Myself I plan to experiment with a Spring Framework branch using JSpecify annotations instead of JSR 305 to provide also feedback to JSpecify as they need that for an upcoming release.

sdeleuze commented 7 months ago

It looks like meta-annotation capabilities have been removed from JSpecify 1.0 so using them to meta annotate Spring annotations will not be possible.

The other issue is that the "annote package to set the default to non-null" works differently in JSpecify than with JSR 305. It is expressed with the @NullMarked annotation which does not allow to differentiate the scope where those defaults are applied (while Spring allow to target APIs and field distinctly). I need to have a deeper look to @NullMarked to understand what would be the best path to move forward.

xenoterracide commented 7 months ago

They have decided that for version 1.0 they aren't covering lazy initialized fields. So for situations like JPA it is not a complete solution. This message is simply an FYI.

sdeleuze commented 4 months ago

JSpecify 1.0.0 has been released. It does not provide meta annotation / implication capabilities.

sdeleuze commented 1 month ago

After evaluating various options, we have decided to tentatively migrate Spring Framework 7 to JSpecify annotations and deprecate Spring null-safety annotations.

Even more important than the annotations themselves, the specifications as well as the resolution of the split package issue caused by the JSR 305 annotations impacting JPMS, the ongoing work in the ecosystem for JSpecify support in tooling or Kotlin and the capability of specifying generic type, array and varargs element null-safety have been strong reasons for this choice.

This will also enable consistency with other libraries not based on Spring that we maintain (if the project leads agree to do such move as well) like Reactor or Micrometer, and hopefully other ones we don't, helping the wider JVM ecosystem to gradually check more and more for null-safety at build-time rather seeing NullPointerException thrown on production.

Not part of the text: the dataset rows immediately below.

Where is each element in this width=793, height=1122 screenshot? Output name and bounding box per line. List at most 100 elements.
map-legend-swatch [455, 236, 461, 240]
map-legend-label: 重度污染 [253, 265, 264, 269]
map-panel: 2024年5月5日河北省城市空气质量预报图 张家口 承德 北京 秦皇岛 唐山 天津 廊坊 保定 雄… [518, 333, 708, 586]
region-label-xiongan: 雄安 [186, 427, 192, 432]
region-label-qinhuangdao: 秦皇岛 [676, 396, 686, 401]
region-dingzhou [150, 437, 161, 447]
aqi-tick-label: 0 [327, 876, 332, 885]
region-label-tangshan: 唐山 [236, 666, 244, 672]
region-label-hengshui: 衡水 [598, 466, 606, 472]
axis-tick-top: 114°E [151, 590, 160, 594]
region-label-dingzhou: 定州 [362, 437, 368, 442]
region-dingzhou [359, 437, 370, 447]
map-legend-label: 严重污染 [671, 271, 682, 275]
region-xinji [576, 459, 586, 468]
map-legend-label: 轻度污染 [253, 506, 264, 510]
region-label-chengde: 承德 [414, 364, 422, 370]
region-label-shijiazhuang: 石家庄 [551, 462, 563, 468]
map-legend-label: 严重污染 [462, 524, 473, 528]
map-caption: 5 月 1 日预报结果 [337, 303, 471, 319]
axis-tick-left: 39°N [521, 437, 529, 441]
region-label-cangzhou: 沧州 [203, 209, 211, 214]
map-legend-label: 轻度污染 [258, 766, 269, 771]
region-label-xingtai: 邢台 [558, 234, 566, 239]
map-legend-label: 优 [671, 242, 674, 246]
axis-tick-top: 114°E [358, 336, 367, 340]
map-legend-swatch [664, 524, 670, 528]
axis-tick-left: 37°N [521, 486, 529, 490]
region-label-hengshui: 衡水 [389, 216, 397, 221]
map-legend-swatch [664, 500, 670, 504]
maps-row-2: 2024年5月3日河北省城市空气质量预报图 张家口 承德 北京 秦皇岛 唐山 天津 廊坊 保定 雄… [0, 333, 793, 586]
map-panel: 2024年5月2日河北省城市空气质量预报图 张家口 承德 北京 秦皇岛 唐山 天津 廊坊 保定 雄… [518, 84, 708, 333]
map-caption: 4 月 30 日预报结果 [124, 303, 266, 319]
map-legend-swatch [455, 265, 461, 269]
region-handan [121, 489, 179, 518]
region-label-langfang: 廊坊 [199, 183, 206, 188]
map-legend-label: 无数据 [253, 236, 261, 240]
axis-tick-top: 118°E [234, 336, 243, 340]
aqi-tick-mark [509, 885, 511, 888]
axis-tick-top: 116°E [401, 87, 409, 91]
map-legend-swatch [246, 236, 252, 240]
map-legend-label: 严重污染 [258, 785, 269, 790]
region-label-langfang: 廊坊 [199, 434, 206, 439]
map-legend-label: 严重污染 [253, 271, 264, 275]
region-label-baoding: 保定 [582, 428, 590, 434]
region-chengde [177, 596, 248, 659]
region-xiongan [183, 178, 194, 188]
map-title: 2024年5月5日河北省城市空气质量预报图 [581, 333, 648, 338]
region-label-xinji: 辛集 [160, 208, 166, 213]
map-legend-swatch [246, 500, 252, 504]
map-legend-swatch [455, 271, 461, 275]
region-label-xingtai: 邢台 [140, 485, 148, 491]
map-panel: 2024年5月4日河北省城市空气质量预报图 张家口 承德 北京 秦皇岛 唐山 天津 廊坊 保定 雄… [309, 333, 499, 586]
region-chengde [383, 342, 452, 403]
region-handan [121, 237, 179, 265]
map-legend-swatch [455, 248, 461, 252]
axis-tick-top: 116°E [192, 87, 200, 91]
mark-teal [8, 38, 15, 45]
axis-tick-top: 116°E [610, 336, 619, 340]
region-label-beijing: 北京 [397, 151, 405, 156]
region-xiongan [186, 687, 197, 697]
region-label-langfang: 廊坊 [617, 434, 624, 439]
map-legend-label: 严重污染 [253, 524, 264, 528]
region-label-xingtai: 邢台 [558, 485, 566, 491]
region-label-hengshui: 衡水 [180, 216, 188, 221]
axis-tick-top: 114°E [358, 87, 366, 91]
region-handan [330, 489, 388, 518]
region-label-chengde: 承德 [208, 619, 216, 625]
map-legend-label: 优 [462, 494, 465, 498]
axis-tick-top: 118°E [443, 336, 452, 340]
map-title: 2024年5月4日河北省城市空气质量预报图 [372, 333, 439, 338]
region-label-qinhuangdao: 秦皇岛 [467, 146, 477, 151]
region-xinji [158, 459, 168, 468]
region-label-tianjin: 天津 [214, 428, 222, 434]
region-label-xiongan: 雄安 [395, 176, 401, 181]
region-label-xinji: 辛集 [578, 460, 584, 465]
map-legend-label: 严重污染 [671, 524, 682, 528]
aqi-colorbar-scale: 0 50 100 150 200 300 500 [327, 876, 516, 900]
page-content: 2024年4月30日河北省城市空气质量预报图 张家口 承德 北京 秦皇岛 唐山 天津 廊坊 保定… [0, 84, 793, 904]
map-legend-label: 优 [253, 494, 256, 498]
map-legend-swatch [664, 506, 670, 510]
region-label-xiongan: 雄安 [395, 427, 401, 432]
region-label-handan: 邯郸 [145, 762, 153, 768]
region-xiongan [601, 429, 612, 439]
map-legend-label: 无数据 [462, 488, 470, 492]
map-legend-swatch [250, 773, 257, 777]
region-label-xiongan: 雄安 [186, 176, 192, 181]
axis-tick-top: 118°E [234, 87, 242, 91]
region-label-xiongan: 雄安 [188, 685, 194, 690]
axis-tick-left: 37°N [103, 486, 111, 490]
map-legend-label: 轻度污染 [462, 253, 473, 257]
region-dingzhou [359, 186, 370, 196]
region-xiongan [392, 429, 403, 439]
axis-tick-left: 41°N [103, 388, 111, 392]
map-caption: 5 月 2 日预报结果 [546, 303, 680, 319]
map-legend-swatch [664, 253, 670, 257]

hantsy commented 1 month ago

It seems JDK plans Nonnull/Nullable support in the future. https://bugs.openjdk.org/browse/JDK-8303099

sdeleuze commented 1 month ago

Indeed, and we are tracking this JDK effort, which will have a different timeline and some specific goals (JVM optimization angle, backward compatibility), closely.

We expect null-safety information provided by JSpecify annotation to be useful to build a bridge between JDKs not supporting null-safety and those which will.

The Spring team also intends to provide feedback to the Java Platform team on the related JEP.

xenoterracide commented 1 month ago

Hopefully we see a more bulk option/default soon TM. I might comment that I'd like to know if it will be able to do inference which is something that no other solution has been able to do and is probably not completely possible outside of java itself.